The Food and Drug Administration (FDA) revealed the release of a new discussion paper on Wednesday, May 10, 2023, with the title “Using Artificial Intelligence and Machine Learning in the Development of Drug and Biological Products.” The purpose of the discussion paper is to encourage a dialogue with stakeholders about the use of artificial intelligence and machine learning (AI and ML) in the creation of pharmaceuticals as well as medical devices that are meant to be used in conjunction with them. Three primary areas are covered in the discussion paper: the landscape of existing and potential uses of AI and ML, factors to take into account when using AI and ML, and next steps and stakeholder engagement.

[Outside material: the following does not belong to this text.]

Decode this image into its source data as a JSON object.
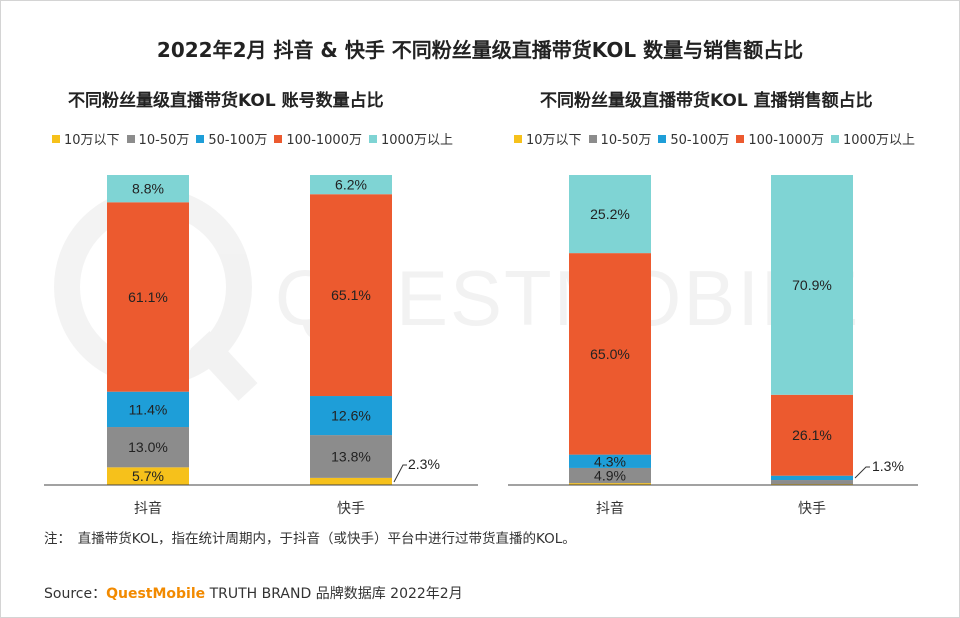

Here are the top five conclusions:
1. The FDA recognizes the existence of AI and ML applications at every stage of drug development: All phases of drug research, from drug discovery to pharmaceutical production, may benefit from the use of AI and ML. In order to enhance drug development, AI and ML have been applied to both real-world data (RWD) and data from digital health technologies (DHTs). The discussion paper’s first section provides a summary of the various applications of AI and ML in pharmaceutical manufacturing, clinical and nonclinical research, post-marketing surveillance, and drug discovery.
2. The FDA is expanding its own expertise in using AI and ML for drug development: The FDA has noticed an increase in medication and biological product filings that mention AI and ML in recent years. In response, the FDA has taken a variety of steps, including creating the CDER AI Steering Committee, the Model-Informed Drug Development (MIDD) Pilot Programme, and the Innovative Science and Technology Approaches for New Drugs (ISTAND) Pilot Programme. The CDER Sentinel System, CBER Biologics Effectiveness and Safety (BEST) system, and CDRH National Evaluation System for Health Technology (NEST) projects are investigating AI and ML ways to improve current systems for postmarket safety surveillance.

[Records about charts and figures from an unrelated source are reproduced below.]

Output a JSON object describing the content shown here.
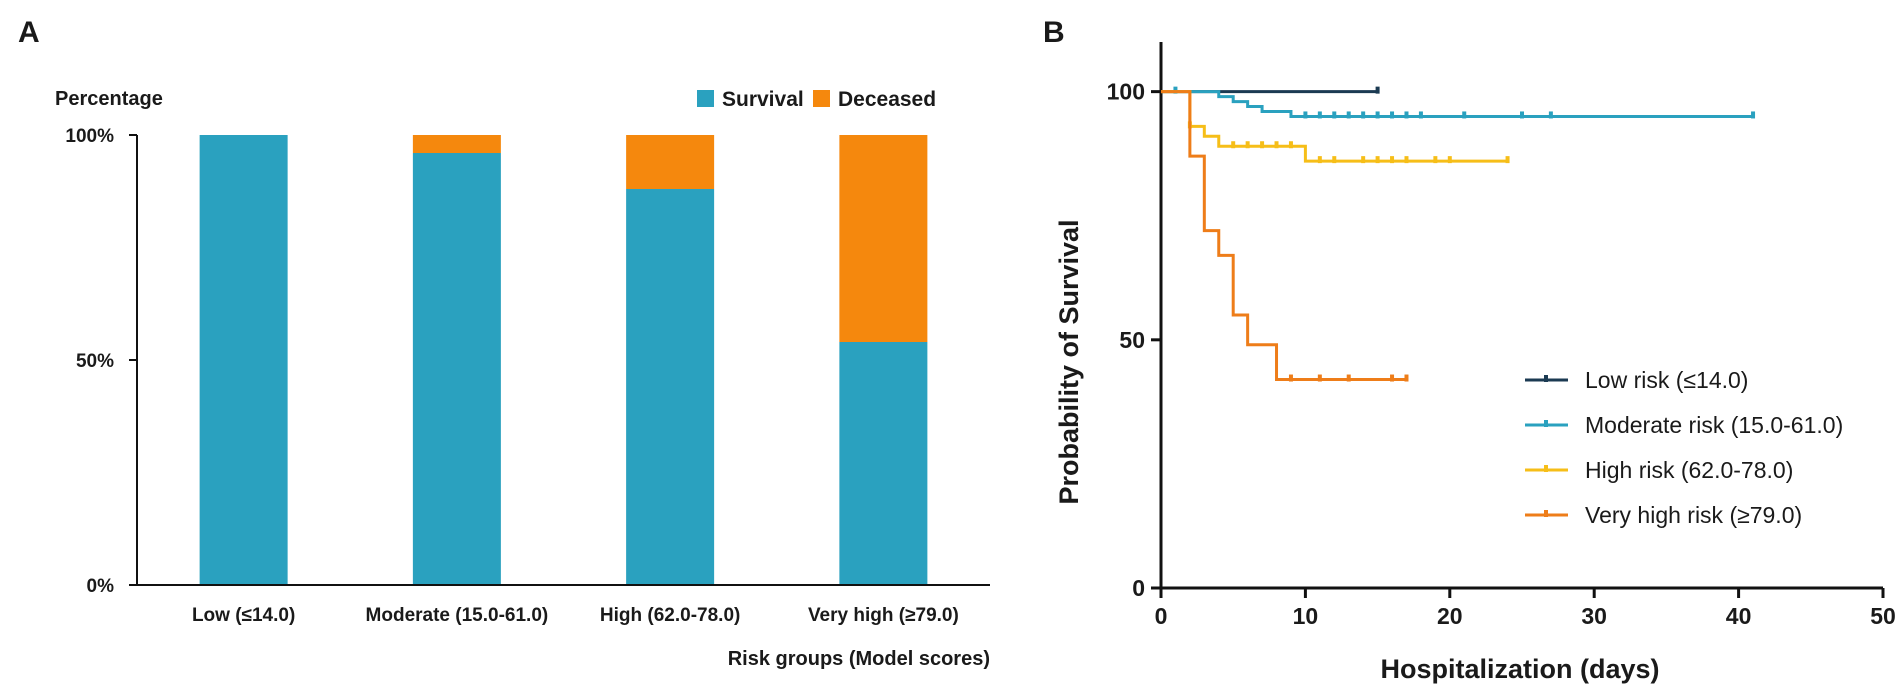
{
  "chart_data": [
    {
      "panel": "A",
      "type": "bar",
      "stacked": true,
      "ylabel": "Percentage",
      "xlabel": "Risk groups (Model scores)",
      "categories": [
        "Low (≤14.0)",
        "Moderate (15.0-61.0)",
        "High (62.0-78.0)",
        "Very high (≥79.0)"
      ],
      "series": [
        {
          "name": "Survival",
          "color": "#2aa1bf",
          "values": [
            100,
            96,
            88,
            54
          ]
        },
        {
          "name": "Deceased",
          "color": "#f5880d",
          "values": [
            0,
            4,
            12,
            46
          ]
        }
      ],
      "ylim": [
        0,
        100
      ],
      "yticks": [
        0,
        50,
        100
      ],
      "ytick_labels": [
        "0%",
        "50%",
        "100%"
      ],
      "legend": "top-right"
    },
    {
      "panel": "B",
      "type": "line",
      "step": true,
      "xlabel": "Hospitalization (days)",
      "ylabel": "Probability of Survival",
      "xlim": [
        0,
        50
      ],
      "ylim": [
        0,
        110
      ],
      "xticks": [
        0,
        10,
        20,
        30,
        40,
        50
      ],
      "yticks": [
        0,
        50,
        100
      ],
      "legend": "center-right",
      "series": [
        {
          "name": "Low risk (≤14.0)",
          "color": "#1b3a52",
          "steps": [
            [
              0,
              100
            ],
            [
              15,
              100
            ]
          ],
          "censored": [
            15
          ]
        },
        {
          "name": "Moderate risk (15.0-61.0)",
          "color": "#2aa1bf",
          "steps": [
            [
              0,
              100
            ],
            [
              4,
              99
            ],
            [
              5,
              98
            ],
            [
              6,
              97
            ],
            [
              7,
              96
            ],
            [
              9,
              95
            ],
            [
              41,
              95
            ]
          ],
          "censored": [
            1,
            10,
            11,
            12,
            13,
            14,
            15,
            16,
            17,
            18,
            21,
            25,
            27,
            41
          ]
        },
        {
          "name": "High risk (62.0-78.0)",
          "color": "#f6be18",
          "steps": [
            [
              0,
              100
            ],
            [
              2,
              93
            ],
            [
              3,
              91
            ],
            [
              4,
              89
            ],
            [
              10,
              86
            ],
            [
              24,
              86
            ]
          ],
          "censored": [
            2,
            5,
            6,
            7,
            8,
            9,
            11,
            12,
            14,
            15,
            16,
            17,
            19,
            20,
            24
          ]
        },
        {
          "name": "Very high risk (≥79.0)",
          "color": "#ee7d19",
          "steps": [
            [
              0,
              100
            ],
            [
              2,
              87
            ],
            [
              3,
              72
            ],
            [
              4,
              67
            ],
            [
              5,
              55
            ],
            [
              6,
              49
            ],
            [
              8,
              42
            ],
            [
              17,
              42
            ]
          ],
          "censored": [
            9,
            11,
            13,
            16,
            17
          ]
        }
      ]
    }
  ]
}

3. The FDA is aware It is essential to develop standards and best practises for using AI and ML: The American government and the global community have shown a stronger commitment to promoting AI innovation and uptake. To help the development of moral AI, regulators and standards bodies have created and released standards. In August 2019, for instance, the National Institute for Standards and Technology (NIST) published “U.S. Leadership in AI: A Plan for Federal Engagement in Developing Technical Standards and Related Tools.” The FDA, Health Canada, and the UK’s Medicines and Healthcare Products Regulatory Agency (MHRA) also produced a list of 10 guiding principles in October 2021 to help with the creation of Good Machine Learning Practises (GMLP) for medical devices employing AI or ML.

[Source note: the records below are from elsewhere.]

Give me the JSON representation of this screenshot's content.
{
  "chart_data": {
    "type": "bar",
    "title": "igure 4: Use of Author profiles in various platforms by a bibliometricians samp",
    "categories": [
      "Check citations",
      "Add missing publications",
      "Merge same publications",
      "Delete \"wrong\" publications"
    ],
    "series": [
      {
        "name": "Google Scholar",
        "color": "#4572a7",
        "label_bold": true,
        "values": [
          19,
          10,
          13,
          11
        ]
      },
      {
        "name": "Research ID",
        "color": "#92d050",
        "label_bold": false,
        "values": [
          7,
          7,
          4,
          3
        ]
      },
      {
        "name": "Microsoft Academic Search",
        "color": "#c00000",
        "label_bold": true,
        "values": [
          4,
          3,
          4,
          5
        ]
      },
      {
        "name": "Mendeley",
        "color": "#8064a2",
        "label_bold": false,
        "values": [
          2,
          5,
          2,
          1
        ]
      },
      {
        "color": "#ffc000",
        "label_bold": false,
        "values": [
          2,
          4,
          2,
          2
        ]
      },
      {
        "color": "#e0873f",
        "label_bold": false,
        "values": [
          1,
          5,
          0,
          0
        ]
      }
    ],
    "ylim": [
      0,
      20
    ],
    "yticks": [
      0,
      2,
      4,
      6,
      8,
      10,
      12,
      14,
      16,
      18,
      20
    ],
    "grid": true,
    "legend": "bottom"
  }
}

4. Key Questions on AI and ML in Drug Development Have Been Identified by the FDA: The FDA wants to start a conversation with stakeholders about the three following important topics and offers specific questions to get input.
Human-led accountability, transparency, and governance
What particular use cases or applications of AI or ML in drug development call for more regulatory clarity the most?
What, in your opinion, are the primary impediments to and enablers of transparency with respect to AI and ML employed in the drug development process (and in what context)?
How are pre-specification activities controlled, changes recorded, and monitoring procedures carried out to guarantee the safe and efficient application of AI and ML in drug development?
Data’s accuracy, dependability, and representativeness
What other data factors should be taken into account for AI and ML during the medication development process?
What are some of the most important techniques used by interested parties to support data security and privacy?
What procedures are developers using to manage and identify bias?
Model creation, execution, evaluation, and validation
What procedures and records are being utilised to guide the selection of data sources and the inclusion or exclusion standards?
How have you balanced performance and explainability factors? How are stakeholders addressing explainability in the context of use?
What are some examples of the tools, procedures, methods, and best practises currently being used by stakeholders for things like choosing the right model types and algorithms for a particular application, figuring out when to use particular techniques for validating models and gauging performance in a particular setting, assessing transparency and explainability, boosting model transparency, etc.?
5. FDA Requests Your Comments: The FDA is looking for input on the advantages and disadvantages of employing AI and ML in the development of pharmaceuticals and medical devices. In the discussion paper, the FDA asks a number of questions for feedback, and a workshop with stakeholders is scheduled to offer a chance for more interaction.